Objectives: This study aims to determine if aligned, short-fiber composites are capable of producing Fraunhofer diffraction patterns similar to those of human enamel sections and to validate the mechanism of diffraction by comparing the experimental and theoretical fiber spacings.
Methods: Rectangular composite specimens were filled with short E-glass fibers (120 microm length, 15 microm diameter) to contents of 1, 5, 10, and 25% (vol%). The fibers were oriented perpendicular to the surface normal using an alternating electric field of 0.75 kV/mm. A He-Ne laser was used with thin slices of specimen placed behind a pinhole to produce diffraction patterns. The locations of the diffraction maxima were used to determine the theoretical slit spacings which were compared to the experimental slit spacings determined by microscopy.
Results: The specimens produced diffraction patterns analogous to the theoretical Fraunhofer diffraction of light through multiple slits.

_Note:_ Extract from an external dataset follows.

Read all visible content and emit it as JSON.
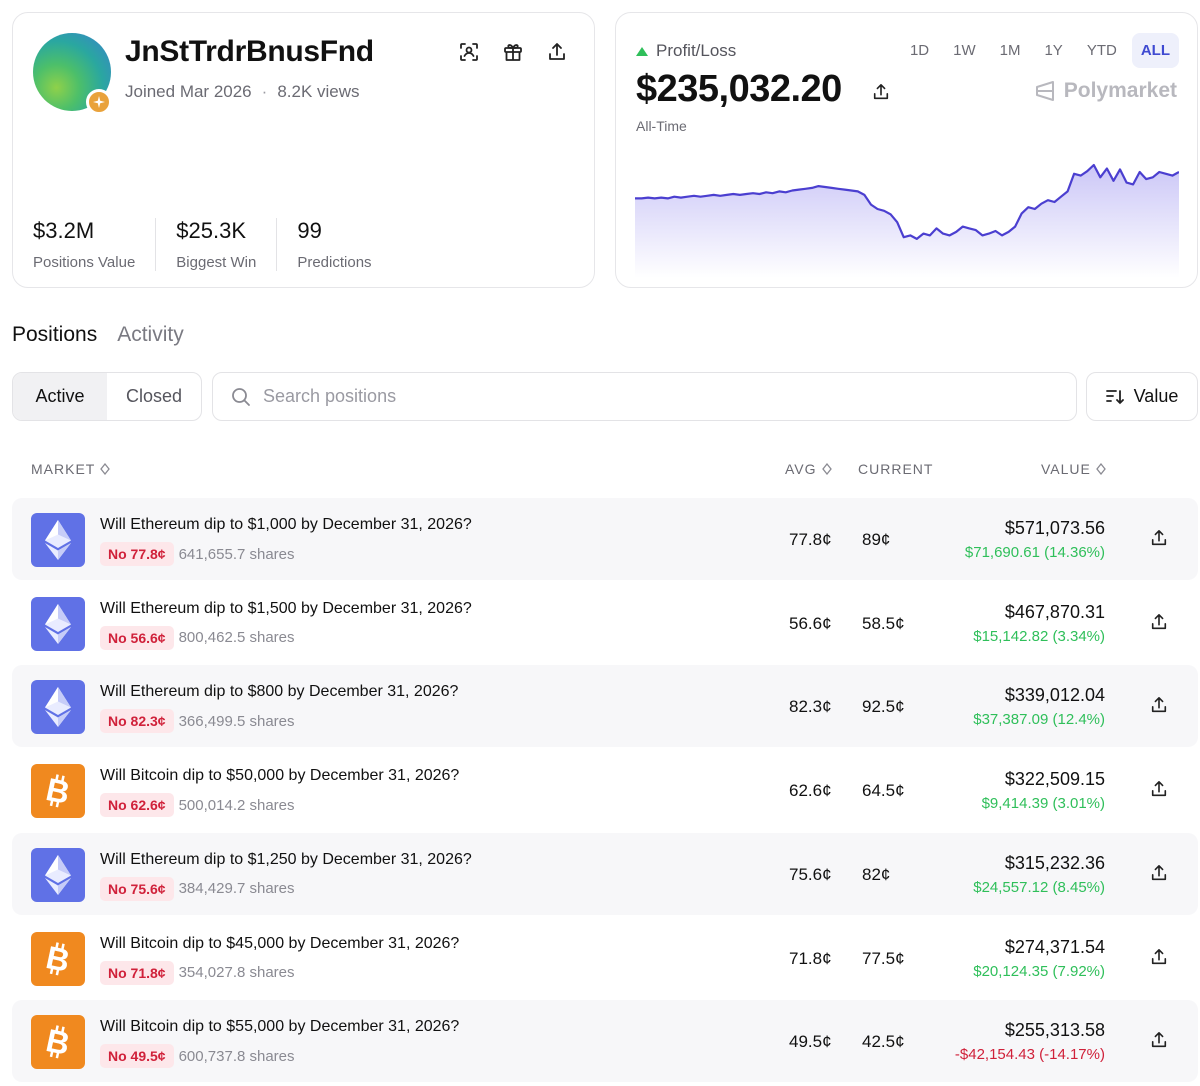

This was verified by comparing the theoretical spacing of the fibers calculated from the diffraction pattern with the experimental spacing of the fibers determined from the optical micrographs.
Significance: This work has verified that orientation of short-fiber composites using an electric field can yield composites with sufficient order to produce Fraunhofer diffraction patterns that are qualitatively similar to the diffraction patterns of human enamel sections.